Environmentalists have focused on the dangers of global warming. But there is more to the damage being done by the capitalist system, including the release of toxins into the atmosphere, water and the rest of the biosphere.

Two egregious examples have occurred in the first months of the new year in the United States.

We know of the greenhouse gases released by the burning of coal, but there are also problems in how coal is produced. In January there was a massive spill of 10,000 gallons of crude MCHM, a chemical mixture used in coal production, into the Elk River near Charleston, West Virginia.

The water supply of some 300,000 people was poisoned. The authorities told people not to drink, bathe or wash dishes in the polluted water. Some got sick.

This caused a major crisis, as people had to use bottled water or water trucked in. After about a week, the federal and state authorities lifted the ban, but very few were stupid enough to resume drinking the stuff, as what was coming out of the taps stunk of the liquorice smell characteristic of the poison.

Officials had to backtrack repeatedly, at first telling pregnant women not to drink the stuff and then resuming distribution of bottled water. This hardly was reassuring. After two weeks, another chemical was discovered in the water.

A month after the spill, schools in Charleston had to send students home when students and staff smelled the chemical in the schools’ tap water.

People correctly don’t trust the state and federal authorities as to what is a “safe” level of MCHM to drink, as there are no reliable studies.

Some residents have taken to collecting rainwater.

The MCHM leaked from storage tanks operated by Freedom Industries – perhaps better named “Free Market Industries”. The tanks were not subject to any regulations or inspections.

In fear of massive lawsuits, Freedom Industries has filed for bankruptcy. The Elk River spill concerned part of the coal production process. Another spill in February relates to coal ash.

The company involved was Duke Energy, which operated a coal-fired power plant on the Dan River, located along the North Carolina-Virginia border.

Some 82,000 tons of coal ash (later Duke reduced the estimate) and 27 million gallons of water contaminated by coal ash spilled from the holding pond into the river. Toxic metals including arsenic, lead and mercury threatened the communities that use the river water.

The spill coated the river bottom 70 miles downstream, threatening not only drinking water but also aquatic life.

In these two instances, reactionary state governments that oppose proper environmental protections were implicated, but lax regulations and enforcement are a national problem.

More fundamentally, they illustrate how the capitalist system itself is an enemy of the natural environment that humanity is ultimately dependent on.

Freedom Industries and Duke Energy were operating under the imperative to protect and if possible increase profits by minimising costs – refusing to take even minimal steps to guard against these leaks. The costs to society at large were disregarded. In their analyses, they balanced the costs of protecting against possible leaks against any costs to them of being forced to pay for some of the clean-up.
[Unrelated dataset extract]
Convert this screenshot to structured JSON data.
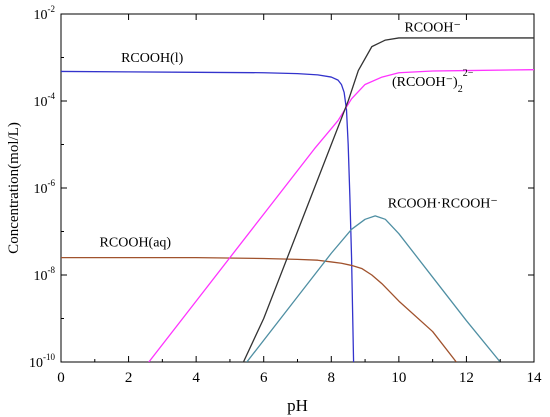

Part of the calculation was that, in the event of leaks, some of the clean-up costs would be paid by state and federal governments, and most of the damage done to the population would never be compensated at all.

These types of calculations are not limited to the capitalists of Freedom Industries and Duke Energy. All capitalists must make similar decisions, not because they are evil people but to protect profits under the lash of capitalist competition.

Individual capitalist enterprises cannot be expected to solve the social problem of environmental destruction they are the source of. Social solutions must be found.

Reforms are possible. For example, because of the public outcry from the people affected by the Elk and Dan River spills, there may be some tightening of regulations.

Such reforms will only come about through mobilisations from below – by working people and those of good conscience.

But the bulldozer of capitalism riding roughshod over the planet – global warming, billions without safe drinking water, people in Beijing walking around in masks and unable to see more than 100 metres, spills, Fukushimas, full steam ahead on fracking, droughts in California and Australia and much more – is making it clearer that it is the capitalist system itself that is at fault.

The ecological crisis in the end cannot be solved under capitalism. It will require socialism, the social ownership of the means of production under rational democratic planning, replacing anti-social capitalist calculations to maximise private profit.

Socialists today have a key role to play in the fight for immediate reforms, since real reforms will have to target the guilty capitalist enterprises and any in government who cover for them, which has an anti-capitalist dynamic. They will also oppose fake “market” reforms, one of which is “carbon trading”, which boils down to paying for the right to pollute.

At the same time, socialists should step up their efforts to win environmentalists to the understanding that the ecological problem is at root capitalism.